BY JAMES WERNICKE
“I can see no reason why Los Alamos alone should retain its wartime status as a government-owned and managed community. Our way of life is not the normal American way of life. Where else is housing assigned on the basis of salary and length of employment? Where else is one’s choice of home dependent upon his employer’s rules and not upon his own desires and abilities? … It is not the way of independence and free enterprise.” – Norris Bradbury
Last night, Los Alamos County Council voted 4-3 against a minimum wage increase. While the intent was to make it easier for hard-working people to be able to afford to live in Los Alamos, it would impose too much strain on local businesses that already face significant economic challenges, driving them out of business and hurting minimum wage workers (and tax revenues) instead of helping them. On the one hand, it is great that the Council is holding to their commitment to support local businesses. On the other hand, we still have an affordability crisis to solve.
We need not increase wages if we can lower costs of living, of which rents are the most dominant. One interesting idea is Land Value Tax (LVT). LVT was a popular idea in the 19th century thanks to the economist Henry George and his work “Progress and Poverty”. He argued that the value of real estate in constrained areas is mostly determined by the location and what’s around it – like schools, businesses, public infrastructure, and nature – not the buildings or other improvements. In other words, the value of land is earned by society, not the landowner. George championed LVT as an equitable way to redistribute land value to the society that earned it, using it to reduce economic inequality and promote fairer community development. Today, Georgism is regaining popularity in places like Chicago to combat the blight.
LVT shifts the focus from taxing buildings or improvements, which can discourage productive use, to taxing the land itself. Land value is defined as the maximum amount someone is willing to rent the unimproved land for, i.e. its productive potential. This means a plot of land is taxed the same whether it’s sitting empty or has a skyscraper on it. The beauty of George’s idea is that it encourages landowners to use land productively, such as building new housing and revitalizing blighted areas to meet demand and help with affordability. It can even mean protecting an area from development if that is what a community truly values. It also encourages county planning departments to work with developers because they also benefit when land is productively used.
Given that nearly 100% of land value in Los Alamos is earned by the community, compensating the public with nearly 100% of the value makes sense. What’s incredible is that there is so much value in land and LVT works so efficiently and effectively to capture it that even a modest LVT could generate more revenue than ALL OTHER TAXES COMBINED. This is partly because current taxes discourage productivity and can be passed on to the consumer. Because the supply of land cannot change, a tax cannot discourage its production and landlords cannot simply pass the tax on to their tenants. Additionally, one cannot hide their land assets in an offshore accout.
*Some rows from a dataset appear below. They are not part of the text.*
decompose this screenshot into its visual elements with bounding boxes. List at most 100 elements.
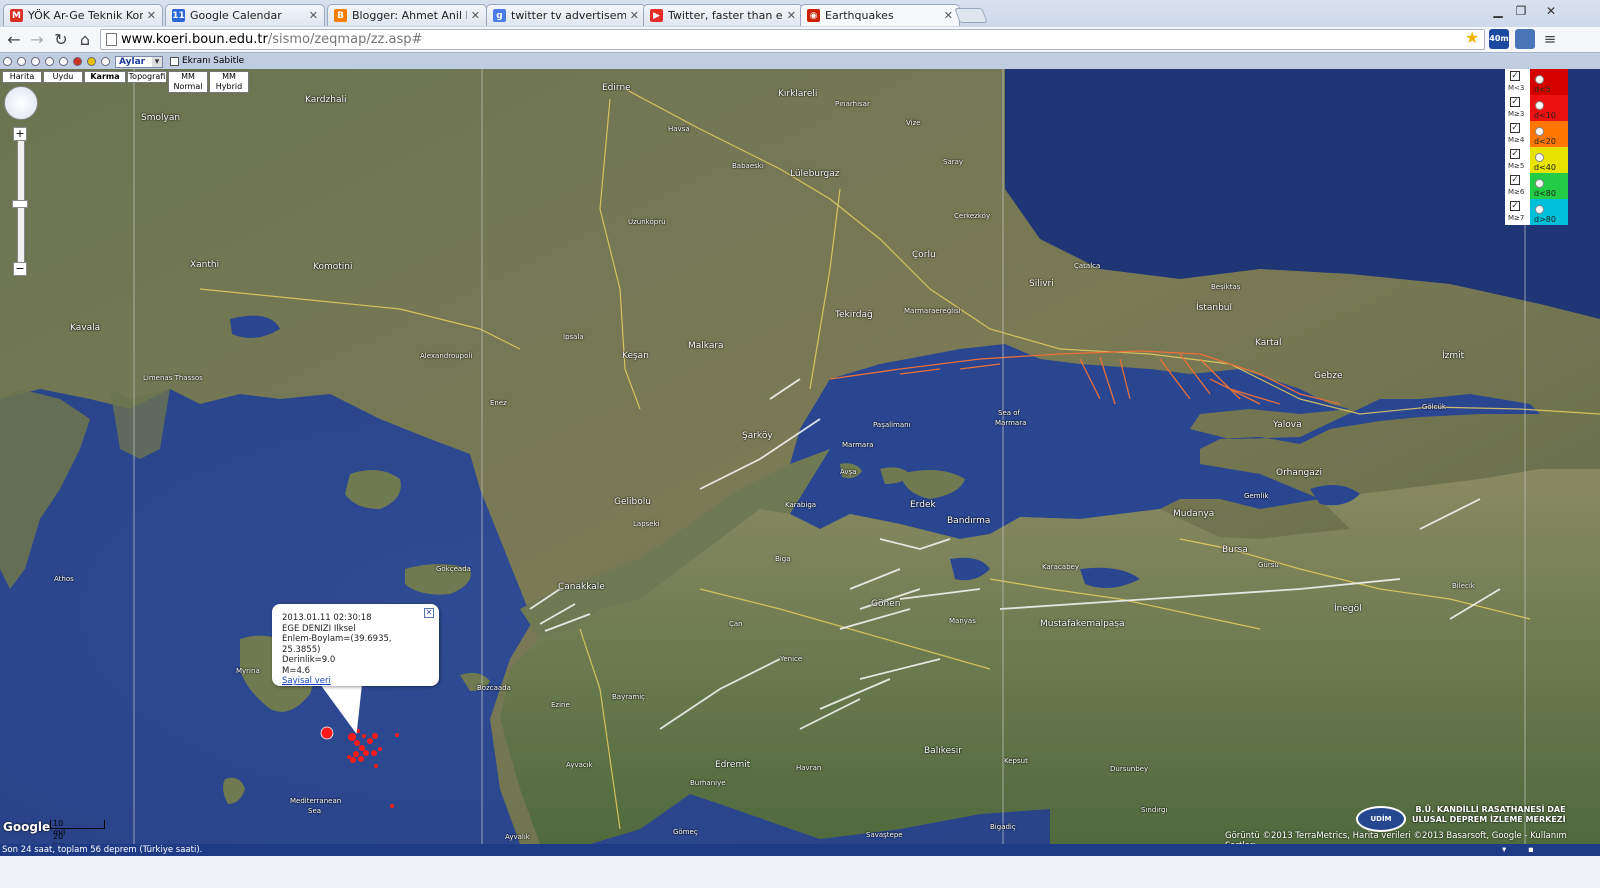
wrench-menu-icon[interactable]: ≡ (1540, 29, 1560, 49)
zoom-in-button[interactable]: + (13, 127, 27, 141)
epicenter-marker[interactable] (367, 738, 373, 744)
tool-icon-2[interactable] (17, 57, 26, 66)
maptype-topografi[interactable]: Topografi (127, 71, 167, 83)
tool-icon-7[interactable] (87, 57, 96, 66)
tool-icon-4[interactable] (45, 57, 54, 66)
place-label: Ayvacık (566, 761, 593, 769)
numeric-data-link[interactable]: Sayisal veri (282, 676, 429, 687)
browser-tab[interactable]: ◉ Earthquakes ✕ (800, 4, 960, 26)
reload-icon[interactable]: ↻ (50, 29, 72, 51)
address-bar[interactable]: www.koeri.boun.edu.tr/sismo/zeqmap/zz.as… (100, 29, 1485, 50)
selected-epicenter-marker[interactable] (320, 726, 334, 740)
extension-icon[interactable] (1515, 29, 1535, 49)
epicenter-marker[interactable] (354, 740, 360, 746)
tool-icon-6[interactable] (73, 57, 82, 66)
place-label: Savaştepe (866, 831, 903, 839)
maptype-karma[interactable]: Karma (84, 71, 126, 83)
legend-checkbox[interactable]: ✓ (1510, 175, 1520, 185)
checkbox-box[interactable] (170, 56, 179, 66)
epicenter-marker[interactable] (358, 756, 364, 762)
url-host: www.koeri.boun.edu.tr (121, 32, 268, 47)
place-label: Lapseki (633, 520, 660, 528)
tab-close-icon[interactable]: ✕ (944, 9, 953, 22)
legend-magnitude[interactable]: ✓ M≥3 (1505, 95, 1530, 121)
extension-badge[interactable]: 40m (1489, 29, 1509, 49)
legend-checkbox[interactable]: ✓ (1510, 71, 1520, 81)
browser-tab[interactable]: g twitter tv advertisement ear ✕ (486, 4, 646, 26)
legend-depth-label: d<40 (1534, 163, 1556, 172)
place-label: İstanbul (1196, 303, 1233, 313)
legend-depth-dot (1535, 75, 1544, 84)
legend-depth-label: d<5 (1534, 85, 1551, 94)
tab-title: Blogger: Ahmet Anil Dindar - (352, 9, 467, 22)
epicenter-marker[interactable] (348, 733, 356, 741)
tab-close-icon[interactable]: ✕ (309, 9, 318, 22)
map-canvas[interactable]: Edirne Havsa Kırklareli Pınarhisar Vize … (0, 69, 1600, 844)
status-text: Son 24 saat, toplam 56 deprem (Türkiye s… (2, 845, 203, 855)
tool-icon-1[interactable] (3, 57, 12, 66)
epicenter-marker[interactable] (363, 750, 369, 756)
tab-close-icon[interactable]: ✕ (147, 9, 156, 22)
tab-close-icon[interactable]: ✕ (787, 9, 796, 22)
pan-control[interactable] (4, 86, 38, 120)
zoom-handle[interactable] (12, 200, 28, 208)
legend-magnitude[interactable]: ✓ M≥4 (1505, 121, 1530, 147)
legend-magnitude[interactable]: ✓ M≥7 (1505, 199, 1530, 225)
maptype-mm-normal[interactable]: MM Normal (168, 71, 208, 93)
legend-checkbox[interactable]: ✓ (1510, 149, 1520, 159)
epicenter-marker[interactable] (371, 750, 377, 756)
browser-tab[interactable]: ▶ Twitter, faster than earthqu ✕ (643, 4, 803, 26)
tab-close-icon[interactable]: ✕ (471, 9, 480, 22)
epicenter-marker[interactable] (359, 745, 365, 751)
back-icon[interactable]: ← (3, 29, 25, 51)
maptype-mm-hybrid[interactable]: MM Hybrid (209, 71, 249, 93)
legend-magnitude[interactable]: ✓ M≥5 (1505, 147, 1530, 173)
tab-close-icon[interactable]: ✕ (630, 9, 639, 22)
browser-tab[interactable]: B Blogger: Ahmet Anil Dindar - ✕ (327, 4, 487, 26)
browser-tab[interactable]: M YÖK Ar-Ge Teknik Komitesi ç ✕ (3, 4, 163, 26)
minimize-button[interactable]: ▁ (1487, 3, 1509, 19)
place-label: Ezine (551, 701, 570, 709)
epicenter-marker[interactable] (378, 747, 382, 751)
browser-tab[interactable]: 11 Google Calendar ✕ (165, 4, 325, 26)
status-arrow-icon[interactable]: ▾ (1502, 844, 1506, 856)
epicenter-marker[interactable] (353, 751, 359, 757)
place-label: Gemlik (1244, 492, 1269, 500)
home-icon[interactable]: ⌂ (74, 29, 96, 51)
bookmark-star-icon[interactable]: ★ (1465, 28, 1479, 47)
maptype-uydu[interactable]: Uydu (43, 71, 83, 83)
tool-icon-3[interactable] (31, 57, 40, 66)
place-label: Lüleburgaz (790, 169, 840, 179)
epicenter-marker[interactable] (390, 804, 394, 808)
place-label: Beşiktaş (1211, 283, 1241, 291)
tool-icon-8[interactable] (101, 57, 110, 66)
legend-checkbox[interactable]: ✓ (1510, 123, 1520, 133)
epicenter-marker[interactable] (347, 755, 351, 759)
tool-icon-5[interactable] (59, 57, 68, 66)
epicenter-marker[interactable] (374, 764, 378, 768)
status-expand-icon[interactable]: ▪ (1528, 844, 1534, 856)
period-select[interactable]: Aylar (115, 56, 163, 68)
epicenter-marker[interactable] (395, 733, 399, 737)
legend-magnitude[interactable]: ✓ M<3 (1505, 69, 1530, 95)
maximize-button[interactable]: ❐ (1510, 3, 1532, 19)
close-window-button[interactable]: ✕ (1540, 3, 1562, 19)
place-label: Uzunköprü (628, 218, 666, 226)
new-tab-button[interactable] (954, 8, 988, 23)
browser-chrome: M YÖK Ar-Ge Teknik Komitesi ç ✕ 11 Google Ca… (0, 0, 1600, 55)
place-label: Limenas Thassos (143, 374, 203, 382)
epicenter-marker[interactable] (362, 734, 366, 738)
fix-screen-checkbox[interactable]: Ekranı Sabitle (170, 56, 244, 66)
google-logo[interactable]: Google (3, 820, 50, 834)
legend-depth: d<20 (1530, 121, 1568, 147)
forward-icon[interactable]: → (26, 29, 48, 51)
zoom-out-button[interactable]: − (13, 262, 27, 276)
legend-checkbox[interactable]: ✓ (1510, 97, 1520, 107)
legend-row: ✓ M<3 d<5 (1505, 69, 1568, 95)
epicenter-marker[interactable] (350, 757, 356, 763)
quake-datetime: 2013.01.11 02:30:18 (282, 613, 372, 623)
close-icon[interactable]: ✕ (424, 608, 434, 618)
legend-checkbox[interactable]: ✓ (1510, 201, 1520, 211)
maptype-harita[interactable]: Harita (2, 71, 42, 83)
legend-magnitude[interactable]: ✓ M≥6 (1505, 173, 1530, 199)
Who is taxed how much is as transparent as property records.
While the minimum wage didn’t get increased, the principles laid out by Henry George offer us an alternative solution to our affordability crisis. By looking at LVT, we might find a way to ease the cost of living in Los Alamos without putting more pressure on small businesses. It’s a different route, but one that might lead us to a more balanced solution for everyone involved.